The co-administration of tolfenamic acid or flunixin meglumine with levofloxacin increased the k12/k21 ratio and decreased the k21/k12 ratio of levofloxacin (P < 0.05). An increased k12/k21 ratio suggests accelerated transport of levofloxacin from the central compartment to the peripheral compartment, possibly because of the decreased elimination or increased plasma concentration of levofloxacin. A change in the plasma concentration–time profile of levofloxacin following co-administration may have changed the AUC. Tolfenamic acid or flunixin meglumine administration increased the AUC of levofloxacin by 41% and 103%, respectively. Similar results have been reported with the co-administration of diclofenac and naproxen with tetracycline in rats (Oh and Han, 2006). The decrease in the k21/k12 ratio following co-administration may be caused by a balance between plasma and tissue drug concentrations.

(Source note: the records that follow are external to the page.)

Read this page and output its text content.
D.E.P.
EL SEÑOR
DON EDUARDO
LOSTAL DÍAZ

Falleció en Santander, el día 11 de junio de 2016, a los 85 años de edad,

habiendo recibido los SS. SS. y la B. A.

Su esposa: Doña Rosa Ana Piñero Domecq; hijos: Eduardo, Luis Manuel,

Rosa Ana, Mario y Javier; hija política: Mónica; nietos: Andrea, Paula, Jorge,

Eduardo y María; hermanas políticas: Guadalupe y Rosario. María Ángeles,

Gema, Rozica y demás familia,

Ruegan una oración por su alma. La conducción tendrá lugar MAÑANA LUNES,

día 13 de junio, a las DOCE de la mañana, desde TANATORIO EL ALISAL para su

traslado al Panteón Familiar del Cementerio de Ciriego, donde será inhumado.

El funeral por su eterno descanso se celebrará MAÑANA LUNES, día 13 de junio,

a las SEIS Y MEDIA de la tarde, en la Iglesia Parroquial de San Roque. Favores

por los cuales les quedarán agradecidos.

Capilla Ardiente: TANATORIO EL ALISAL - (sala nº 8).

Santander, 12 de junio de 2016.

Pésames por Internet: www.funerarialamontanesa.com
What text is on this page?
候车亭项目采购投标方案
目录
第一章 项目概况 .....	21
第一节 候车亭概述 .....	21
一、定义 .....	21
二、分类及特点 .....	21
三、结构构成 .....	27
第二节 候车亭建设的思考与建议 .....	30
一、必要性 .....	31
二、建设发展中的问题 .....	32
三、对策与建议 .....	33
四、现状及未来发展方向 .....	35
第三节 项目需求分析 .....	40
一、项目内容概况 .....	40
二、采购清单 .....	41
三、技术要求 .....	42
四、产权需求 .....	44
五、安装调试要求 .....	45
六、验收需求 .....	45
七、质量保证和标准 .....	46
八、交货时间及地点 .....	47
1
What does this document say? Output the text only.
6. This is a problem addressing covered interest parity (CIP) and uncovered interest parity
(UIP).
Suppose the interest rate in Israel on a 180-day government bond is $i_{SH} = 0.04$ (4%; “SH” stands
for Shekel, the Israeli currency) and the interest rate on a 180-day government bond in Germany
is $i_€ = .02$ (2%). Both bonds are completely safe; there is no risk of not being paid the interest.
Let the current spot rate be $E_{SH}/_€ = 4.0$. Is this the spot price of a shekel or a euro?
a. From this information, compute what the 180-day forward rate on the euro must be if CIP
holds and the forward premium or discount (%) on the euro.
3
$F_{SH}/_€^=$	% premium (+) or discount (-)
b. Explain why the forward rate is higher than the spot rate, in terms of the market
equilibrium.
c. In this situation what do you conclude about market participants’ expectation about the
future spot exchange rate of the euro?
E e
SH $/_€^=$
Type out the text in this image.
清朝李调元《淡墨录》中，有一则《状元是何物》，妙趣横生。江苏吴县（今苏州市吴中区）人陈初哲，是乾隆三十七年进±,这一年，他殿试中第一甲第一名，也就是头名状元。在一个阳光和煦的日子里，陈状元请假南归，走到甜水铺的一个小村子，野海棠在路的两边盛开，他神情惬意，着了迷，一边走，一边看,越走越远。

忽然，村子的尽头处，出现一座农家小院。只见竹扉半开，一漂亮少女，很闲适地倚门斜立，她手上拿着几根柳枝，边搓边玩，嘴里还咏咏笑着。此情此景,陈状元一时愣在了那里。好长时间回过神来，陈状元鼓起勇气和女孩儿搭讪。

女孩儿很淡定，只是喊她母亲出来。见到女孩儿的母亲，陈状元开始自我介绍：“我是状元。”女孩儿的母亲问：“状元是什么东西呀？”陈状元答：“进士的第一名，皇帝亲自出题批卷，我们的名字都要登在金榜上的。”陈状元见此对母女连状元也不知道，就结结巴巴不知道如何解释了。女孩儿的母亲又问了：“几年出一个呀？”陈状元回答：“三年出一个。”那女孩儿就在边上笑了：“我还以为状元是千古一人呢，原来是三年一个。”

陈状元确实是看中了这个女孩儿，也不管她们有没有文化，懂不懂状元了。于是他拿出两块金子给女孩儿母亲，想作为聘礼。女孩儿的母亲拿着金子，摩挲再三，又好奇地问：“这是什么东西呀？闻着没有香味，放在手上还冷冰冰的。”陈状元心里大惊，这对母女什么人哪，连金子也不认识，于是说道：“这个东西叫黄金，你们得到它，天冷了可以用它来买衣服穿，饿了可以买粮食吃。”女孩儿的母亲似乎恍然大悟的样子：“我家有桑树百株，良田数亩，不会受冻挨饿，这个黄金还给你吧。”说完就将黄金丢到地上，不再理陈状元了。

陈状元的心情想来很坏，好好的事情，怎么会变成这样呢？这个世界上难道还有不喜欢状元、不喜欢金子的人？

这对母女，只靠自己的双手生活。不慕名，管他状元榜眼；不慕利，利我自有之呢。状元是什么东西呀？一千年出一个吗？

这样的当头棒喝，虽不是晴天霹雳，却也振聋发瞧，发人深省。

The antibacterial effect of levofloxacin is concentration dependent, and its bactericidal activity increases with increasing doses. The AUC/MIC ratio is considered while evaluating the antibacterial effect of levofloxacin. For the effective eradication of bacteria and good clinical outcomes, the AUC/MIC ratio of levofloxacin for Gram-positive and Gram-negative bacteria must be ≥30 and ≥100, respectively. The demonstration of these ratios during the treatment suggests >80% clinical efficacy of the treatment (Nightingale et al., 2000). Gram-negative (such as Pasteurella multocida, E. coli and Salmonella spp.) and Gram-positive (such as S. pneumoniae) bacteria cause pneumonia, diarrhoea, abortion and abscesses in sheep (Myers et al., 1984; Bell, 2008). To the best of our knowledge, the MIC value of levofloxacin for these bacterial strains isolated from sheep has not yet been determined. However, the reported MIC value of levofloxacin for Gram-negative and Gram-positive bacteria isolated from humans is ≤0.12 and ≤2 μg/mL, respectively (Marshall and Jones, 1993; Davis and Bryson, 1994). The administration of levofloxacin (4 mg/kg) alone did not achieve an AUC/MIC ratio of ≥100 for the above-mentioned Gram-negative bacteria, whereas co-administration with tolfenamic acid or flunixin meglumine achieved the desired level, as demonstrated in this study. Levofloxacin alone and in co-administration did not achieve an AUC/MIC ratio of ≥30 that is recommended for S. pneumoniae; however, an AUC/MIC ratio of ≥30 can be achieved for Gram-positive bacteria with a MIC value of ≤0.35 μg/mL for levofloxacin, ≤ 0.49 μg/mL for levofloxacin + tolfenamic acid, and ≤0.70 μg/mL for levofloxacin + flunixin meglumine.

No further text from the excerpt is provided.